While the ranking of countries is broadly in line with what one would expect given recent economic data, Romania’s low score is a bit of a puzzle given the strong growth rate in 2013 (3.5 per cent), which has continued into 2014, with the country recording the highest growth rate in the EU in Q1 2014.
Historically, levels of consumer confidence tend to be lower in CoOs relative to the rest of the EU and exhibit higher volatility (see Figure 2). This figure reveals some interesting regional patterns. The only countries where consumer confidence has been on average positive over time are the three Scandinavian EU members (Denmark, Finland and Sweden) as well as the Netherlands.
The central European and Baltic (CEB) countries are mostly clustered together with an average index score of between -15 and -25 and a standard deviation typically between 12 and 15. Most strikingly, a group of south-eastern European countries – along with Cyprus and Greece, as well as Hungary – exhibit very low levels of confidence over time (average scores of -30 or worse), along with high variation.
Figure 3 shows how consumer confidence has changed in the past year. Throughout the EU there has been a major positive shift – more than 15 points on average between May 2014 and one year earlier. The index in some Eurozone periphery countries such as Ireland and Portugal has jumped almost 30 points. Even Cyprus, which is still in a fairly deep recession, is up more than 20 points, albeit from a very depressed level a year ago.
Once again, there are some evident sub-regional groups emerging. The Baltic states are little changed relative to a year ago but, as noted earlier, consumer confidence in these countries is already close to the EU average. The central European countries (Hungary, Poland, Slovak Republic and Slovenia) are up significantly, but Bulgaria, Croatia and Romania appear to be stuck in a low confidence equilibrium.
These data matter to the extent that they affect economic outcomes. Many researchers have investigated the links between confidence and variables such as GDP, consumption spending, investment, unemployment and others. While the results vary from one study to another, the broad consensus is that changes in consumer confidence can influence subsequent economic variables.

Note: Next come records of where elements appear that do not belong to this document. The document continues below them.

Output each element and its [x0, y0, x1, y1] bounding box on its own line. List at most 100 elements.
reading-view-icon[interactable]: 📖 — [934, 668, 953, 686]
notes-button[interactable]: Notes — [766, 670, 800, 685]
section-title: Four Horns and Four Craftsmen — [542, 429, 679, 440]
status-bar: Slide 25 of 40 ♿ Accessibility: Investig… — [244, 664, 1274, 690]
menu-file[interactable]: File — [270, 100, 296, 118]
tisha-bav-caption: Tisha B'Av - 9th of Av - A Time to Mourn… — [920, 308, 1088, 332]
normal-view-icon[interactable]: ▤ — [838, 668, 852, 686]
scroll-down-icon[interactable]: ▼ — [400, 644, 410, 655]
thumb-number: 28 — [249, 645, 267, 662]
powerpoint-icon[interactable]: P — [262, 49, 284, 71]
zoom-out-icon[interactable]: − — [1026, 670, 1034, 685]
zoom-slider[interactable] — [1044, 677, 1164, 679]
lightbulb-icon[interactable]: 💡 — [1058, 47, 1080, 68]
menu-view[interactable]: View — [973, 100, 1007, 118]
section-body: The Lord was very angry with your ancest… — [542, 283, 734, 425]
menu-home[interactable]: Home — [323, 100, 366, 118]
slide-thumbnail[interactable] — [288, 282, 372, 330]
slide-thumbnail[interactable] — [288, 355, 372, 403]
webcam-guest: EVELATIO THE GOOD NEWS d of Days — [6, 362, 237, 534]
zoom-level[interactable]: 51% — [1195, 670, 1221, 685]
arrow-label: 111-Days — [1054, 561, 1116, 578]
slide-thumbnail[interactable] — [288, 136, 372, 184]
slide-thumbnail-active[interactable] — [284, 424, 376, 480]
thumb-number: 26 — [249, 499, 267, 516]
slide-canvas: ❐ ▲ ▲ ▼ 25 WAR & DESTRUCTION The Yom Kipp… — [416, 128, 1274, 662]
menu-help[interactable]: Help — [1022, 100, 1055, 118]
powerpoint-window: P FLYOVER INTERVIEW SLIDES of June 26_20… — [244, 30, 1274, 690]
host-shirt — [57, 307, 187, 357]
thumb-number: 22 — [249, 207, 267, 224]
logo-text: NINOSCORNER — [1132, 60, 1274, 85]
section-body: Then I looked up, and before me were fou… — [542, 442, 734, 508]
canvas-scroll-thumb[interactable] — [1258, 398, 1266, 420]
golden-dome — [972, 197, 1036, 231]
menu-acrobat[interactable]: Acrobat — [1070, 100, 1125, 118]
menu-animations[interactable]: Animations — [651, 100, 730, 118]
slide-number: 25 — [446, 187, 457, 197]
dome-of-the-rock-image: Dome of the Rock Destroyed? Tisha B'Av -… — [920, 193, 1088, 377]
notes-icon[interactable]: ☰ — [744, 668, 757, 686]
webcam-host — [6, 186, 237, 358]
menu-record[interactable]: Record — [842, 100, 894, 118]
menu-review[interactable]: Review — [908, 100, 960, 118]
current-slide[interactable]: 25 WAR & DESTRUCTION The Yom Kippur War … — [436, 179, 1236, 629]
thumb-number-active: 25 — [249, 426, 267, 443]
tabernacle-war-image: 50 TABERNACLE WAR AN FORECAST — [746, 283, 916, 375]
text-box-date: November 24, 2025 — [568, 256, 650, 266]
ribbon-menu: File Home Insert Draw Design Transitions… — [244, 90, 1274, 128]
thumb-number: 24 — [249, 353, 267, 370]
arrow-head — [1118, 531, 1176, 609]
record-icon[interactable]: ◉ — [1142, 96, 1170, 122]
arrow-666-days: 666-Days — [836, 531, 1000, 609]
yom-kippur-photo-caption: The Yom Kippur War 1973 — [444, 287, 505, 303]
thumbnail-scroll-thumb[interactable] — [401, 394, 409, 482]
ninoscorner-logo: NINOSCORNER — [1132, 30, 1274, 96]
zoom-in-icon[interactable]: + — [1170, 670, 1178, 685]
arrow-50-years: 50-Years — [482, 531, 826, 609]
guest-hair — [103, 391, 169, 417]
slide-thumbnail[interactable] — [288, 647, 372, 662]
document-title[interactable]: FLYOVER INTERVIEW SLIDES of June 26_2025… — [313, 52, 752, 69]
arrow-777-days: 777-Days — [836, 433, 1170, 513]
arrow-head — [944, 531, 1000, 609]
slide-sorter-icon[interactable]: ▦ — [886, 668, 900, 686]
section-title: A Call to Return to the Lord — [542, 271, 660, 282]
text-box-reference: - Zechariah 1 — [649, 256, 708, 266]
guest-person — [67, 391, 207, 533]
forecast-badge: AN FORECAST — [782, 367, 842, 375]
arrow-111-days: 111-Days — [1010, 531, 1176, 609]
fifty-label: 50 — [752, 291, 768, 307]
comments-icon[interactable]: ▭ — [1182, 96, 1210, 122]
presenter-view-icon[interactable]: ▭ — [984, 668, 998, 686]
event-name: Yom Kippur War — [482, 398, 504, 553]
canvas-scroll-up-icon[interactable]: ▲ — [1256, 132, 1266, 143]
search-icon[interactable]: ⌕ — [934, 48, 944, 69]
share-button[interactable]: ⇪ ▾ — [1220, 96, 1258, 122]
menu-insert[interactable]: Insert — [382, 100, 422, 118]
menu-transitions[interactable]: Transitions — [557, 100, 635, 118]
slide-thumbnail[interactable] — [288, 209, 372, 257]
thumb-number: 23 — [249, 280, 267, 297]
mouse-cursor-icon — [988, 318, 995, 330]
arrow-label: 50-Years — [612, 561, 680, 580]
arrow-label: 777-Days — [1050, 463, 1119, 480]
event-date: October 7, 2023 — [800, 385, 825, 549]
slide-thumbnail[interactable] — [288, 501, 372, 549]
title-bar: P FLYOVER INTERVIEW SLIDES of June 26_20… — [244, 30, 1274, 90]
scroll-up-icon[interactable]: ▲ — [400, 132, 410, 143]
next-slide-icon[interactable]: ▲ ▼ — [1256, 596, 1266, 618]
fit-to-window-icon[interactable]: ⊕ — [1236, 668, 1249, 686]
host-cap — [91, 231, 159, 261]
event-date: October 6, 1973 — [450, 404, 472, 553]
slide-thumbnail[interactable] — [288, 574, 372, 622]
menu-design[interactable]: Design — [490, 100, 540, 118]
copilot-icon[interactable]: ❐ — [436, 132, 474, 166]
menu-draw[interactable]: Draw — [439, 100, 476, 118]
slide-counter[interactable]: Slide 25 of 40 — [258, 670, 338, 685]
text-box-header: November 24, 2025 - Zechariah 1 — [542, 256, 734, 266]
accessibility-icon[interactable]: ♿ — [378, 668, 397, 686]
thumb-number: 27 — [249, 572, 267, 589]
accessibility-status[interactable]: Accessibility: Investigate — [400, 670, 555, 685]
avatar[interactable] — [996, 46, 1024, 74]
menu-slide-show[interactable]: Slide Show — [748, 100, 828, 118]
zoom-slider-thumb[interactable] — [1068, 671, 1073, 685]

It is not difficult to see why that might be the case: a drop in consumer confidence usually leads people to postpone or cut back on spending, which depresses consumer demand and can lead to business failures and falling investment.
We have examined the correlations in each CoO over the past ten years between the quarter-on-quarter (QoQ) change in the confidence score and QoQ real GDP growth (see Figure 4). The results range from a weak correlation in Cyprus (0.07) to relatively robust correlations in some cases, reaching 0.52 in Romania. Of course correlations tell us nothing about causation, but it is not implausible that changes in confidence have an influence on subsequent GDP movements in the emerging Europe. This hypothesis will be the subject of future research.